国際オリンピック委員会(IOC)が2018年平昌冬季五輪に新たに登場する種目を発表した。
IOCは8日(韓国時間)、スイス・ローザンヌの本部で執行委員会を開き、「スピードスケートのマススタート(男女)、アルペンスキー男女混成団体戦、スノーボードのビッグエア(男女)、カーリング混成種目の4種目を平昌五輪の新規種目に追加する一方、これまで五輪種目だったスノーボードのパラレル大回転(男女)種目を除外する案を最終的に承認した」と明らかにした。
IOCは五輪開幕の3年前に種目を追加あるいは除外できるようにする規定を設けている。これらの冬季スポーツを主管する各国際連盟は、今回の執行委員会前に新規五輪種目を推薦していた。AP通信は「最近冬季五輪の正式種目になったハーフパイプやスロープスタイルなどの種目のように、若い観客を引きつけようというIOCの意図があるようだ」と分析している。細部種目4種目が追加され、1種目が除外されたことで、平昌五輪では冬季五輪史上初めて金メダル数が100個を上回る見通しだ。昨年のソチ五輪では金メダルが98個だった。
マススタート(Mass Start)が五輪種目になったのは、韓国にとってうれしいニュースだ。韓国スピードスケート長距離界のスター選手、李承勲(イ・スンフン、27)=大韓航空=が2014-15年シーズンに初めて導入されたマススタート・ワールドカップ(W杯)シリーズで総合ポイント450点を出し、初代優勝者になったからだ。1位3回(第1・3・5レース)、2位1回(第4レース)、3位1回(第2レース)だった。W杯シリーズ総合2位のアンドレア・ジョバンニ(286点)=イタリア=に大差を付けての総合優勝だった。マススタートとは、複数の選手がショートトラックのように同時にスタートし、指定されたレーンなしに一緒に16周(6400メートル)を競い順位を決める種目だ。国際スケート連盟(ISU)はスピードスケートのショートトラック要素を加味したマススタートが五輪で新たな見どころを作るものと期待している。

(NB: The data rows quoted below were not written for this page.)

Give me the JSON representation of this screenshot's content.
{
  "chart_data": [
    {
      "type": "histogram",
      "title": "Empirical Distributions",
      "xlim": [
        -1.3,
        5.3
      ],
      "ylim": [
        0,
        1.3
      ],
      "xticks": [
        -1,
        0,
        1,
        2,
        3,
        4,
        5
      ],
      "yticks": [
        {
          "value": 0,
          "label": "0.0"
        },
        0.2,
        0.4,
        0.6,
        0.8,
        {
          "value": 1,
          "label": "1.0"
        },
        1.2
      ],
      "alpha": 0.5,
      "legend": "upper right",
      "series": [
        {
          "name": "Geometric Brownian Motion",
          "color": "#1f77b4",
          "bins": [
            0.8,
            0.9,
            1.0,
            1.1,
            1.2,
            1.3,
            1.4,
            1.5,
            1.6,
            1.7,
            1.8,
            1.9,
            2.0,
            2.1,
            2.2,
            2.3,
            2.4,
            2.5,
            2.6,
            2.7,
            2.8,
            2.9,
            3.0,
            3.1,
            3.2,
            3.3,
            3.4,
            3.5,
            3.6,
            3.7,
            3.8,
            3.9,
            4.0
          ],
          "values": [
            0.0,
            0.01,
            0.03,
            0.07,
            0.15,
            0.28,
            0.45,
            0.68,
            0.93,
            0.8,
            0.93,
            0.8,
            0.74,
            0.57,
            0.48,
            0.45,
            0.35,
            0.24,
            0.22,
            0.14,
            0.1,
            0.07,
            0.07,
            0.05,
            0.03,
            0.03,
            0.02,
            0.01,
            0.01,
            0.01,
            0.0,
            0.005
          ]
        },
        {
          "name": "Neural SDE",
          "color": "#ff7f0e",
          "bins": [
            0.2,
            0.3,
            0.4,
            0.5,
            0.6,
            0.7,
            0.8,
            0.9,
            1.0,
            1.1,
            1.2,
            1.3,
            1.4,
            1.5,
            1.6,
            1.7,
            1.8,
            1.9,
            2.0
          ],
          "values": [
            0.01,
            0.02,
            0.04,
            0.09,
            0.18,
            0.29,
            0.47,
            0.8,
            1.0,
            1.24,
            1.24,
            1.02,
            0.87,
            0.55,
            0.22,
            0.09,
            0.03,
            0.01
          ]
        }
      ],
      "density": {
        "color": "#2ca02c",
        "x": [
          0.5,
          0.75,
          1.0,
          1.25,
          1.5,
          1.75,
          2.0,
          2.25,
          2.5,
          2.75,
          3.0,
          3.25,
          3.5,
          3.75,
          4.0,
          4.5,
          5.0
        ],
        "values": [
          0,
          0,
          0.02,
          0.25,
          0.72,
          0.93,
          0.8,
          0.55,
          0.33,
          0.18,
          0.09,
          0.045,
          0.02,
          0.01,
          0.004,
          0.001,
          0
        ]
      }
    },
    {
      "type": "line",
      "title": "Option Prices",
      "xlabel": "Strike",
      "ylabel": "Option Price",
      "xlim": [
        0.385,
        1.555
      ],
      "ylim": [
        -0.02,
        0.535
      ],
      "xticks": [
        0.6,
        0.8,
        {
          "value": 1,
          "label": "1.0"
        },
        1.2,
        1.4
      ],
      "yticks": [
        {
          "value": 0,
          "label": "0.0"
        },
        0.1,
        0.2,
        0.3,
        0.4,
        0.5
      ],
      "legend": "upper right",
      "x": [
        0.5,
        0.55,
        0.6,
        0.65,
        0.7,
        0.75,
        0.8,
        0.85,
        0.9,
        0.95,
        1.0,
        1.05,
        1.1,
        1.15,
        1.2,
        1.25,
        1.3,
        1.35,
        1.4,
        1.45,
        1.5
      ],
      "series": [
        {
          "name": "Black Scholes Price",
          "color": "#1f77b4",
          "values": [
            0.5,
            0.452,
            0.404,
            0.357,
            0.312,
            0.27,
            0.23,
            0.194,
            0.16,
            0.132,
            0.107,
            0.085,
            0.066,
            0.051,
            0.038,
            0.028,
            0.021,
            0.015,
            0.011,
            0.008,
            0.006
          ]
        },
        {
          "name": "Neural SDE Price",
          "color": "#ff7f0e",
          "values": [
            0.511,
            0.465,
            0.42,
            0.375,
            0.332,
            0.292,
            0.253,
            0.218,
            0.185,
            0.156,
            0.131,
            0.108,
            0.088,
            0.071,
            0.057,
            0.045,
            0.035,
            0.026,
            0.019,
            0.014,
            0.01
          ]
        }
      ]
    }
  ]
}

カーリング混成種目も韓国のメダル獲得が有力な戦略種目と言える。カーリングは氷に慣れることが重要なので、自国開催のメリットが大きく作用する可能性がある。特に、韓国女子は世界選手権でベスト4(2012年・14年)を達成しており、ソチ五輪でも初勝利を挙げるなど、予想外の善戦をした。カーリング混成種目とは、1チーム4人の従来のカーリングとは違い、男女各1人、合計2人が出場する。1エンドあたり投げるストーンは6個で、従来のカーリングより2つ少ない。世界カーリング連盟(WCF)が10年のバンクーバー五輪での導入を推進したものの、「ルールにまだなじみがない」という理由で正式種目にならなかったが、今回の決定により平昌五輪で日の目を見ることになった。
スノーボードのビッグエア(Big Air)はジャンプ台から飛び上がり、ジャンプ・回転・着地・飛距離などの技術を競う種目で、見ている側も痛快な気分が味わえる「エクストリーム・スポーツ(extreme sports)」の一つだ。国際スキー連盟(FIS)の主管により毎年冬にW杯が開催されている。09年には韓国でアジア初の「LGスノーボードFISビッグエアW杯」が開催された。